Proof of Stake vs Proof of Work
Compared to Proof of Work, Proof of Stake offers several benefits:
- Reduced Power Costs: Proof of Stake requires less computational power, leading to significant reductions in energy consumption.
- Increased Security: Proof of Stake is considered more secure as it requires validators to have a stake in the network, discouraging malicious activities.
- Decentralization: Proof of Stake encourages more users to participate in the network as validators, promoting decentralization.
Network Snapshot and Token Deployment
To ensure a fair transition, a network snapshot was taken of blocks not effected by the attack. This snapshot will assist in the deployment of tokens to those who honestly minted before the attack. We are committed to ensuring that all honest participants in our network are recognized and rewarded appropriately.

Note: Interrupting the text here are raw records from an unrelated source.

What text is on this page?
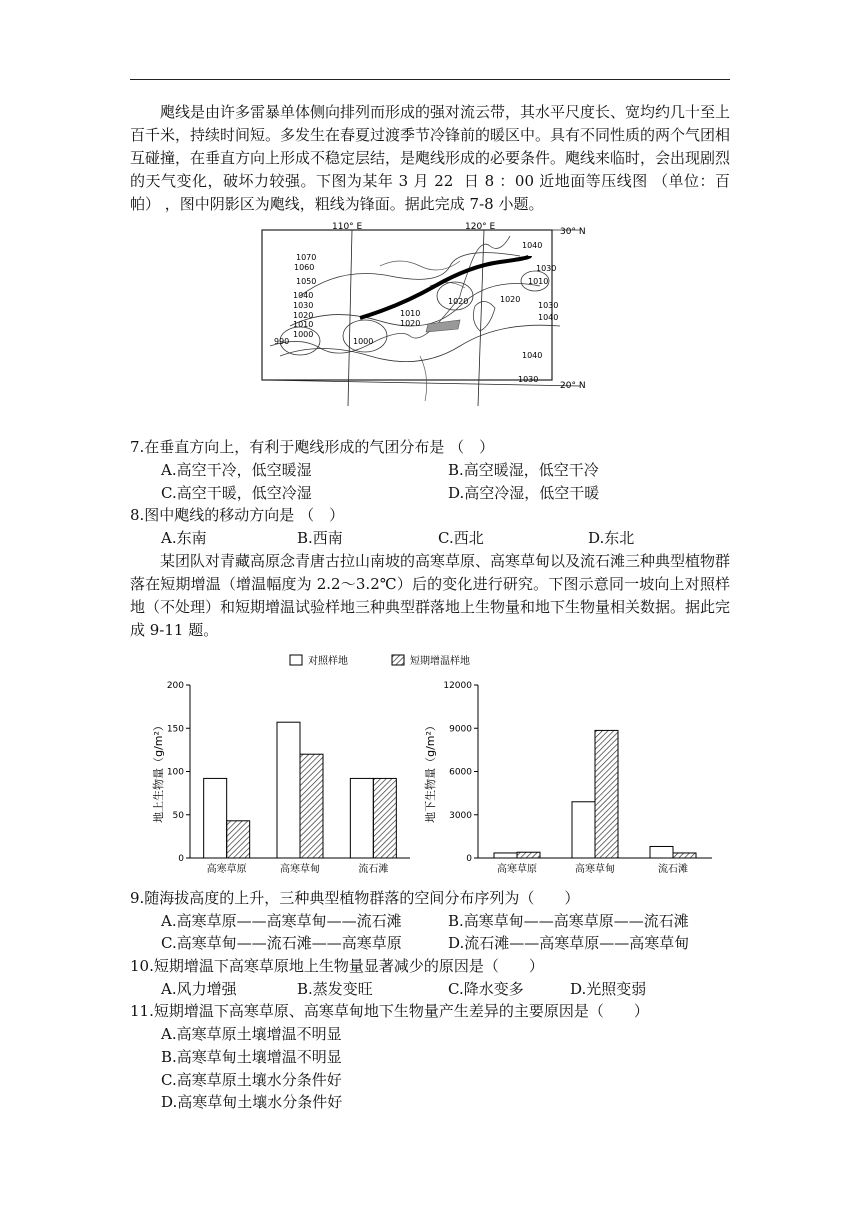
　　飑线是由许多雷暴单体侧向排列而形成的强对流云带，其水平尺度长、宽均约几十至上百千米，持续时间短。多发生在春夏过渡季节冷锋前的暖区中。具有不同性质的两个气团相 互碰撞，在垂直方向上形成不稳定层结，是飑线形成的必要条件。飑线来临时，会出现剧烈的天气变化，破坏力较强。下图为某年 3 月 22  日 8 ：00 近地面等压线图 （单位：百帕） ，图中阴影区为飑线，粗线为锋面。据此完成 7-8 小题。
110° E	120° E	30° N
20° N
1040
1030
1010
1020
1030
1040
1070
1060
1050
1040
1030
1020
1010
1000
990	1000
1020
1020
1040
1030
1010
7.在垂直方向上，有利于飑线形成的气团分布是 （　）
A.高空干冷，低空暖湿	B.高空暖湿，低空干冷
C.高空干暖，低空冷湿	D.高空冷湿，低空干暖
8.图中飑线的移动方向是 （　）
A.东南	B.西南	C.西北	D.东北
　　某团队对青藏高原念青唐古拉山南坡的高寒草原、高寒草甸以及流石滩三种典型植物群落在短期增温（增温幅度为 2.2～3.2℃）后的变化进行研究。下图示意同一坡向上对照样地（不处理）和短期增温试验样地三种典型群落地上生物量和地下生物量相关数据。据此完成 9-11 题。
对照样地	短期增温样地
0
50
100
150
200
地上生物量（g/m²）
高寒草原	高寒草甸	流石滩
0
3000
6000
9000
12000
地下生物量（g/m²）
高寒草原	高寒草甸	流石滩
9.随海拔高度的上升，三种典型植物群落的空间分布序列为（　　）
A.高寒草原——高寒草甸——流石滩	B.高寒草甸——高寒草原——流石滩
C.高寒草甸——流石滩——高寒草原	D.流石滩——高寒草原——高寒草甸
10.短期增温下高寒草原地上生物量显著减少的原因是（　　）
A.风力增强	B.蒸发变旺	C.降水变多	D.光照变弱
11.短期增温下高寒草原、高寒草甸地下生物量产生差异的主要原因是（　　）
A.高寒草原土壤增温不明显
B.高寒草甸土壤增温不明显
C.高寒草原土壤水分条件好
D.高寒草甸土壤水分条件好
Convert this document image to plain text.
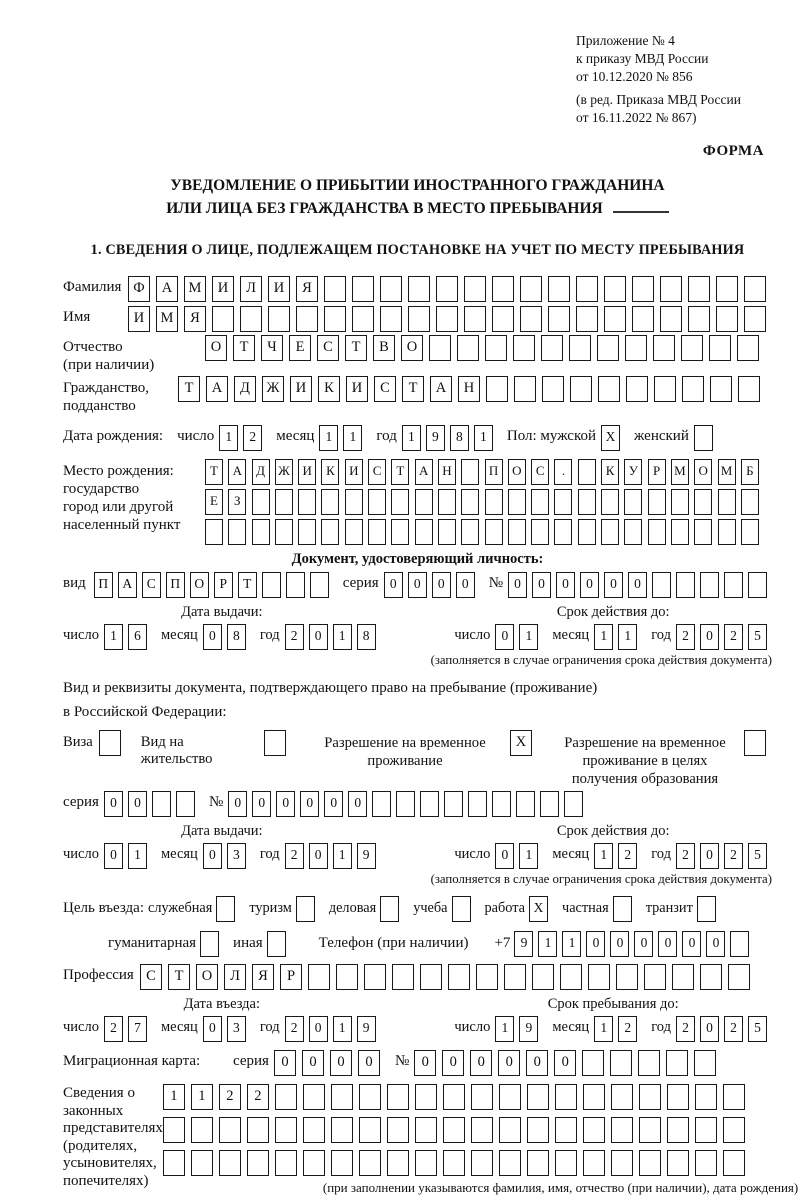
Приложение № 4
к приказу МВД России
от 10.12.2020 № 856
(в ред. Приказа МВД России
от 16.11.2022 № 867)
ФОРМА
УВЕДОМЛЕНИЕ О ПРИБЫТИИ ИНОСТРАННОГО ГРАЖДАНИНА
ИЛИ ЛИЦА БЕЗ ГРАЖДАНСТВА В МЕСТО ПРЕБЫВАНИЯ
1. СВЕДЕНИЯ О ЛИЦЕ, ПОДЛЕЖАЩЕМ ПОСТАНОВКЕ НА УЧЕТ ПО МЕСТУ ПРЕБЫВАНИЯ
Фамилия Ф А М И Л И Я
Имя	И М Я
Отчество
(при наличии)
О Т Ч Е С Т В О
Гражданство,
подданство
Т А Д Ж И К И С Т А Н
Дата рождения: число 1 2	месяц 1 1	год 1 9 8 1	Пол: мужской X	женский
Место рождения:
государство
город или другой
населенный пункт
Т А Д Ж И К И С Т А Н	П О С .	К У Р М О М Б
Е З
Документ, удостоверяющий личность:
вид П А С П О Р Т	серия 0 0 0 0	№ 0 0 0 0 0 0
Дата выдачи:
число 1 6	месяц 0 8	год 2 0 1 8
Срок действия до:
число 0 1	месяц 1 1	год 2 0 2 5
(заполняется в случае ограничения срока действия документа)
Вид и реквизиты документа, подтверждающего право на пребывание (проживание)
в Российской Федерации:
Виза	Вид на жительство
Разрешение на временное проживание
X	Разрешение на временное проживание в целях получения образования
серия 0 0	№ 0 0 0 0 0 0
Дата выдачи:
число 0 1	месяц 0 3	год 2 0 1 9
Срок действия до:
число 0 1	месяц 1 2	год 2 0 2 5
(заполняется в случае ограничения срока действия документа)
Цель въезда: служебная	туризм	деловая	учеба	работа X	частная	транзит
гуманитарная иная	Телефон (при наличии) +7 9 1 1 0 0 0 0 0 0
Профессия С Т О Л Я Р
Дата въезда:
число 2 7	месяц 0 3	год 2 0 1 9
Срок пребывания до:
число 1 9	месяц 1 2	год 2 0 2 5
Миграционная карта:	серия 0 0 0 0	№ 0 0 0 0 0 0
Сведения о
законных
представителях
(родителях,
усыновителях,
попечителях)
1 1 2 2
(при заполнении указываются фамилия, имя, отчество (при наличии), дата рождения)
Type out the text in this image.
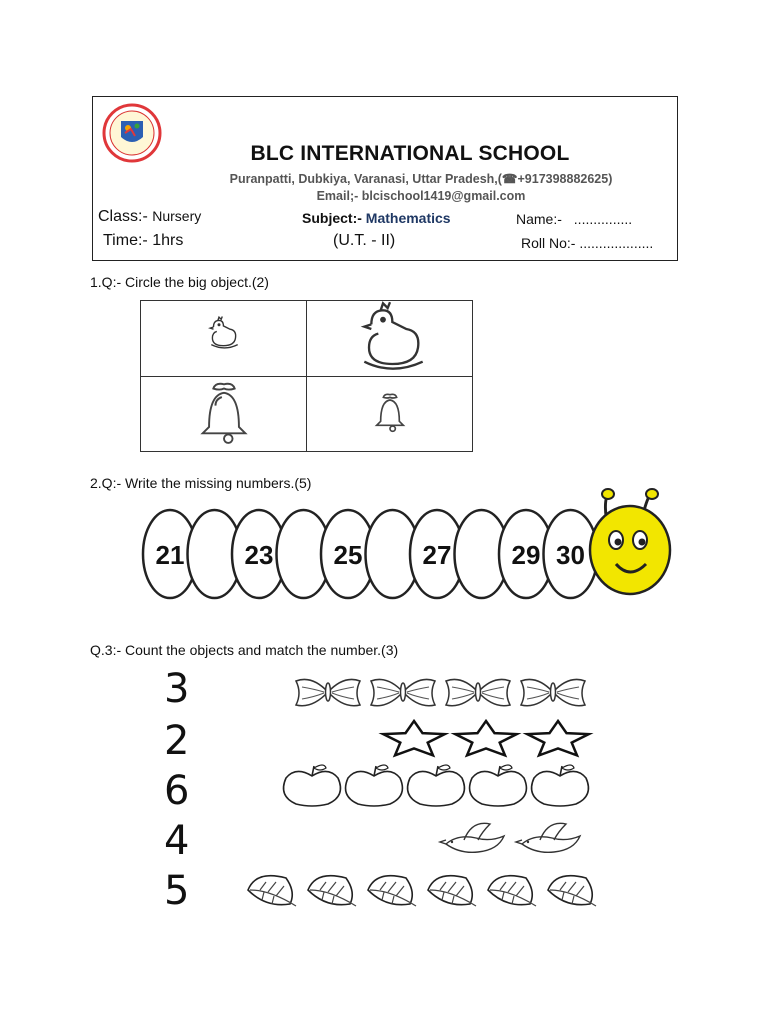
BLC INTERNATIONAL SCHOOL
Puranpatti, Dubkiya, Varanasi, Uttar Pradesh,(☎+917398882625)
Email;- blcischool1419@gmail.com
Class:- Nursery	Subject:- Mathematics	Name:- ...............
Time:- 1hrs	(U.T. - II)	Roll No:- ...................
1.Q:- Circle the big object.(2)

2.Q:- Write the missing numbers.(5)
21 23 25 27 29 30
Q.3:- Count the objects and match the number.(3)
3
2
6
4
5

We believe that this transition to Proof of Stake will not only help us recover from the current attack but also strengthen our network against future threats. We appreciate your support and understanding during this transition.
Legal Actions and Documentation
We understand the severity of this situation and are taking all necessary legal actions. Due to the significant time and monetary expense lost as a result of this attack, we have notified both local and federal authorities. We are committed to pursuing all available legal avenues to address this situation.
In addition, we have been meticulously documenting every aspect of this attack. This includes all communication, or lack thereof, with our partners, community members, team, hosting providers, and those services that handle our cloud infrastructure. We believe that maintaining comprehensive records of these events will be crucial in any future legal proceedings and in preventing such incidents in the future.
We are taking several steps to minimize costs during this process:
- Efficient Legal Representation: We are working with legal professionals who are experienced in dealing with such incidents. Their expertise allows us to navigate the legal process more efficiently, reducing unnecessary expenses.
- Proactive Investigation: By conducting a thorough and proactive investigation, we aim to gather substantial evidence quickly, reducing the need for prolonged and costly investigations.
- Negotiation and Mediation: Where possible, we are exploring negotiation and mediation as alternatives to court proceedings. These methods can often lead to faster, less expensive resolutions.
- Community Support: We are leveraging the support of our community in various ways, such as gathering information and raising funds, which can help reduce costs.
- Preventive Measures: We are investing in robust security measures to prevent future attacks. While this involves an upfront cost, it will save us from potential expenses related to future attacks.
The Attacker
We have identified that the attacker used Vultr Cloud Services to orchestrate the attack. Unfortunately, Vultr has been unhelpful in resolving the issue and dropping the attacker from their services.
In addition to the time attack on our network, the attacker has also been attempting a Denial of Service (DoS) attack against our website. This attack has been occurring almost like clockwork, nightly at 11:30 PM Mountain Standard Time.
A Denial of Service attack is a malicious attempt to disrupt the normal functioning of a network, service, or website by overwhelming it with a flood of internet traffic. In our case, the attacker has been trying to make our website unavailable to our community by inundating it with traffic at a specific time each night.
However, we want to assure you that we have been successful in mitigating this attack nightly since the beginning of this incident. Our team has been working tirelessly to ensure the availability and integrity of our website and services. We have implemented robust security measures to prevent such attacks and will continue to monitor and improve our systems to protect against future threats.
Final Words
We understand the inconvenience this may cause and appreciate your patience as we work to resolve this issue. We are committed to maintaining the integrity of the D20 Network and will continue to take every necessary step to prevent such attacks in the future.